How would that be any less traumatizing than abuse? For a child to be yanked from their own home, placed with complete strangers, and only allowed to see their parents during supervised visits, all on the premise that their military mom or dad might hit them one day? Do you see what’s happening? You’re creating in these children one of the most debilitating emotions an immature mind can face: the fear of the unknown. And to introduce this fear with the face of their parents, who should be and likely are their safe havens, is completely counterproductive. In fact, it’s morally reprehensible to instill such fear on the basis of sweeping generalization and virtually zero evidence.
I won’t even get started on the effects of stress hormones such as cortisol on the chemical balance and physical development of young minds, because that’s chemistry, and talk of basic science requires more brains and common sense than all your group admins have combined.
However, I really can’t avoid your repeated implications that ‘PTSD is just a made-up excuse’ and the completely contradictory way that you use reports of feminists suffering from PTSD as a point of comparison. Not to mention that being a feminist and a service member are not mutually exclusive; also, claiming that feminist PTSD is ‘real’ and soldier PTSD is ‘not real’ is judgmental at best, psychologically incorrect at worst. The reality of PTSD is determined by cluster symptoms regardless of the circumstances of actual trauma.
I could sit here and explain to you the methodology of psychiatric diagnosis, but again, your lack of common sense begs me to not even bother. The irony (there’s that word again) of your ‘petition’ is that you’re completely overlooking the stress trauma that could be created within the children themselves who might live through your suggested separation and therapy process.
But perhaps one of the most telling things about your campaign is your repeated use of child imagery for your own benefit. Creating memes with anonymous crying children overlaid with inflammatory text; totally missing the point of this article on ISIS exploitation of children; and using this kid’s picture to stick it to your detractors – all of these choices show that you really don’t care about children at all, or at least not enough to avoid manipulating images of children for the profit of your cause.
In short, your page, your petition, and your approach are shameless, unsupported and absolutely stupid. You seem to have overlooked the very basic analytical fact that correlation does not equal causation. You’re as bad as the anti-vaccination crowd, relying on little more than your overblown sense of superiority to support this vastly incorrect, generalized accusation against military members. You have flatly insulted the people who volunteer their lives in defense of your right to this abominable exercise of free speech.

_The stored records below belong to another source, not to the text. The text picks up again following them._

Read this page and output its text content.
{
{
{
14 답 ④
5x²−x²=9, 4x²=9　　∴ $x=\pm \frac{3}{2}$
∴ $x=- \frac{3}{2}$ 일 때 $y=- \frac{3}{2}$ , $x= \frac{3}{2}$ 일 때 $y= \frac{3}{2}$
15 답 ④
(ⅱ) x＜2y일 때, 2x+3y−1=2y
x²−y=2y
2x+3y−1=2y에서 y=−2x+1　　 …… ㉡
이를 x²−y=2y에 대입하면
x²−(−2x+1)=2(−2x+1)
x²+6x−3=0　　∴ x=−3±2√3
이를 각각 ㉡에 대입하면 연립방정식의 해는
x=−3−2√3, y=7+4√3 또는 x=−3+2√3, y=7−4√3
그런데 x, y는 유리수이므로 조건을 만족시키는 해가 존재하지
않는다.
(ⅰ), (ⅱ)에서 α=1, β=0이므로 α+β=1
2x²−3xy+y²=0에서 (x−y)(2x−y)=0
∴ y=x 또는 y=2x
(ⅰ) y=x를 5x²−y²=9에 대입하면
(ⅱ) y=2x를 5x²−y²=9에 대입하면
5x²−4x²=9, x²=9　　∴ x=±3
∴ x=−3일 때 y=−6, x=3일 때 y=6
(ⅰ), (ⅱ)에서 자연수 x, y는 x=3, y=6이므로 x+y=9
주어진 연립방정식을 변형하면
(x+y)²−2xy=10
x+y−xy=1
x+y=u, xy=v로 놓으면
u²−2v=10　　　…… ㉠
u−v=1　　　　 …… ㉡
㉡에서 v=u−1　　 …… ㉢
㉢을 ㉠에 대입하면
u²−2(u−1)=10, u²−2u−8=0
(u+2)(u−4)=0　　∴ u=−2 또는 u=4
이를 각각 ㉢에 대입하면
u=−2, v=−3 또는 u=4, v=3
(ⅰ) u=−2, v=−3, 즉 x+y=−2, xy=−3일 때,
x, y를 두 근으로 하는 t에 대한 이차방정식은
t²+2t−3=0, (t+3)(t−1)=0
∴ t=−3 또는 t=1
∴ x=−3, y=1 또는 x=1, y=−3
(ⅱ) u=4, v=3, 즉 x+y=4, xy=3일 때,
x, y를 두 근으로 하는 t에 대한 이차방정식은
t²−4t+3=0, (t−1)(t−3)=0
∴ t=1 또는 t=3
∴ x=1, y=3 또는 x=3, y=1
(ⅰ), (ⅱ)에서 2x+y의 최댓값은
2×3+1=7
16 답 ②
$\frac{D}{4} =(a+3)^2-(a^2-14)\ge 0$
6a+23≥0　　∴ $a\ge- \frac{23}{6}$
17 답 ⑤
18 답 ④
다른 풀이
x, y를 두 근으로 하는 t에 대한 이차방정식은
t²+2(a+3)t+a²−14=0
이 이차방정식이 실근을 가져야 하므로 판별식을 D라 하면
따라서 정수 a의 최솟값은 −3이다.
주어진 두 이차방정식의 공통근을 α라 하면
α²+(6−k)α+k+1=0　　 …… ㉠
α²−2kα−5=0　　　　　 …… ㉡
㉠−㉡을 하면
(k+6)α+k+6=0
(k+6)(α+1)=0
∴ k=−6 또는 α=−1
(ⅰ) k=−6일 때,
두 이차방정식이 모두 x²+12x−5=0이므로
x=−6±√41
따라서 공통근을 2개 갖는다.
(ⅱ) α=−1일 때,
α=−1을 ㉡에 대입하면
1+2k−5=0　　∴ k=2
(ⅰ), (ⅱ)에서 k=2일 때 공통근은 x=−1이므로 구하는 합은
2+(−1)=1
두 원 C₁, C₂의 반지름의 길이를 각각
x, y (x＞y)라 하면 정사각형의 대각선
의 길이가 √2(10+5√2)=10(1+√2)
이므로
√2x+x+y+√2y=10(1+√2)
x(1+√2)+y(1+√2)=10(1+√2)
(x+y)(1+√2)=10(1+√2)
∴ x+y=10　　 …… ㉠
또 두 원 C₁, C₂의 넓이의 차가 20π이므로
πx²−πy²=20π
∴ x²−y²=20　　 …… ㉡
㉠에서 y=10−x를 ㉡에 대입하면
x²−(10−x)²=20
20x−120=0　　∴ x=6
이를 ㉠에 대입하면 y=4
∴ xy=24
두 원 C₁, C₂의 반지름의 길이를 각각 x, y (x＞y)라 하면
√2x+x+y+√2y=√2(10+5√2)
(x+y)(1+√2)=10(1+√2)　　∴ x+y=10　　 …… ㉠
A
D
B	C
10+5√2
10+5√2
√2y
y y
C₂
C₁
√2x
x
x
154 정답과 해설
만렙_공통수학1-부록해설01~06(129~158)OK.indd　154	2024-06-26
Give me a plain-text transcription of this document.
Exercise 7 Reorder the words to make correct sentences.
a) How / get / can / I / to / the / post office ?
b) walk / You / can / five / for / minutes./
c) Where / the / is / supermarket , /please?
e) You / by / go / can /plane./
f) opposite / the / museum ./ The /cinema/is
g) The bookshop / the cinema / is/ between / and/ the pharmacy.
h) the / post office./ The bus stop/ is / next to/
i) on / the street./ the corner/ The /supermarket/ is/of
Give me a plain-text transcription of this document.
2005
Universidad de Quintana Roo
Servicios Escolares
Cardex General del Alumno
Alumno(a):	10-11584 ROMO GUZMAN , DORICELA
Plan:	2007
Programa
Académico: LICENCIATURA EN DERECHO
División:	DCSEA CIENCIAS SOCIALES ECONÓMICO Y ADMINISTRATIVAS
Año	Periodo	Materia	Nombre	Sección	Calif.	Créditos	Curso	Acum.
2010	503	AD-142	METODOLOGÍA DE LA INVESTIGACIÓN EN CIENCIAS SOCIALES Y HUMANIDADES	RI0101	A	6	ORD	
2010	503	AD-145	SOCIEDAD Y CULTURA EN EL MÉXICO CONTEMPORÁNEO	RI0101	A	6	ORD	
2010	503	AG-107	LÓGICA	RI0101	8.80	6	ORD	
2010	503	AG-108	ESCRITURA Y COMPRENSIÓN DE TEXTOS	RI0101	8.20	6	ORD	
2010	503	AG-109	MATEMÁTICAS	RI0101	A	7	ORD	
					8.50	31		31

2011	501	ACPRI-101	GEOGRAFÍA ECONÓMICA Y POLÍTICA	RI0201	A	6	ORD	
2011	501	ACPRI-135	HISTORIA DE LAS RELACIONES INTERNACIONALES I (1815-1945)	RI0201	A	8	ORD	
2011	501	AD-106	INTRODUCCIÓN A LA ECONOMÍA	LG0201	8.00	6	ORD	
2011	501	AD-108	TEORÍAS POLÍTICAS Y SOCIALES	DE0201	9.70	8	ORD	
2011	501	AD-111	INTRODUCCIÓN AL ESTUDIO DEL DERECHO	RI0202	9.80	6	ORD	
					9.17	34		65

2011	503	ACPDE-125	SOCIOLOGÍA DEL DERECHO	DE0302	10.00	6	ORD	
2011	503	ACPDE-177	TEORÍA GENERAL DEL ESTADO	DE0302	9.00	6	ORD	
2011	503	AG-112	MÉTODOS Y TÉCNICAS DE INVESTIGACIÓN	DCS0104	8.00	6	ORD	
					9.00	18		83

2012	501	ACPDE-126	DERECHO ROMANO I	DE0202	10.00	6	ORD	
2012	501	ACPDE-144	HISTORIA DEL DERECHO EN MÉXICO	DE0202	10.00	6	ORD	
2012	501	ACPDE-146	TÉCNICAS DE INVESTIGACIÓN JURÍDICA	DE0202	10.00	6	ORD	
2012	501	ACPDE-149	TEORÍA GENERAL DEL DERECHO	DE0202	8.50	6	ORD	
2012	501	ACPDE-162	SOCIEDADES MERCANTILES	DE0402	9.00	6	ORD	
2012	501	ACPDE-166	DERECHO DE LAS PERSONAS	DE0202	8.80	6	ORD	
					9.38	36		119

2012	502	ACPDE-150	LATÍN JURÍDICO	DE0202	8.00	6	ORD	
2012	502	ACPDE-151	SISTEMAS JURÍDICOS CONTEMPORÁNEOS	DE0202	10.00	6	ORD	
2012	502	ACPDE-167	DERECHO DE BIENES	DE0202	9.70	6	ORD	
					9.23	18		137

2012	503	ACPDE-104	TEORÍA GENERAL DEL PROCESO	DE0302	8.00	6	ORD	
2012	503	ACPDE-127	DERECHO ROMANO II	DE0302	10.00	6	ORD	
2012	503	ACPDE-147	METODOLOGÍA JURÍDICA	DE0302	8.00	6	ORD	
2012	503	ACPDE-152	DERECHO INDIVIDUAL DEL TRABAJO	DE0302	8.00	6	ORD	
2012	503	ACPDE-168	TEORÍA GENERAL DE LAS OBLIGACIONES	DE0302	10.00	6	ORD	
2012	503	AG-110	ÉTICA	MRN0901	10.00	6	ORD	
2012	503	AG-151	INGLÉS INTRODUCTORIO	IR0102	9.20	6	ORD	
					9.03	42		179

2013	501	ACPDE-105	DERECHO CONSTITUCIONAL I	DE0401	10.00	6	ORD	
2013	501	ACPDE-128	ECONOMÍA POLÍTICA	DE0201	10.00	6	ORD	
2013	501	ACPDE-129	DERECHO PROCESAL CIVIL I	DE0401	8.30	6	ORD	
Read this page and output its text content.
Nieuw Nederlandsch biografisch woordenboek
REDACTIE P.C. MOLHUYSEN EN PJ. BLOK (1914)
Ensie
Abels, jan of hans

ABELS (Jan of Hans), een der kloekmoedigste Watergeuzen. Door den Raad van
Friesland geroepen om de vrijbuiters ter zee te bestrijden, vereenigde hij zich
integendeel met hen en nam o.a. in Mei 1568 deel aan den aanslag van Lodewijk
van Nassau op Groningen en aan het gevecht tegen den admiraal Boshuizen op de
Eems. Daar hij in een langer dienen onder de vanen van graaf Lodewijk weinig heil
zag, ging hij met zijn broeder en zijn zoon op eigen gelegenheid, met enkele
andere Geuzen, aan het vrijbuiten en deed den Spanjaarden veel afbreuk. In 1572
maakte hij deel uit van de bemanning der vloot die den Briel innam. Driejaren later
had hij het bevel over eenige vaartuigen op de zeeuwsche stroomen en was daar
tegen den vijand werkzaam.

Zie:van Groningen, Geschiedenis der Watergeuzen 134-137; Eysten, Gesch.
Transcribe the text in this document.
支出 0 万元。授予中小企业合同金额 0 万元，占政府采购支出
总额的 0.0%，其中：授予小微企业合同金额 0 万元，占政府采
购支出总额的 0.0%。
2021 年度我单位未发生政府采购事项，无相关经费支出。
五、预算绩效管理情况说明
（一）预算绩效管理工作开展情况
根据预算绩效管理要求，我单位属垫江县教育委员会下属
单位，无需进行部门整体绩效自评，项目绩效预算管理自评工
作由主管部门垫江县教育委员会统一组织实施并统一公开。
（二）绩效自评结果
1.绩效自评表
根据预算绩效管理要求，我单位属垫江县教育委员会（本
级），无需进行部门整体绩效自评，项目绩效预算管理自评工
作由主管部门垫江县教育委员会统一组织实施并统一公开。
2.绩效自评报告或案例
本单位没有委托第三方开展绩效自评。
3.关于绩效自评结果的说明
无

You have demoralized any person, service member or not, who has trauma to overcome, by saying that emotional healing must be taken from their own hands and administered by unfamiliar third parties.
I would suggest that you simply take the group page down to save yourself more embarrassment, but that would require the ability to admit you’re wrong, which your self-righteous ego probably eliminated from your psyche long ago. So I simply dare you to take a look at all the links I’ve included, and check the facts. Meanwhile, I’ll be sure to share the complete idiocy of your creed with the Internet at large.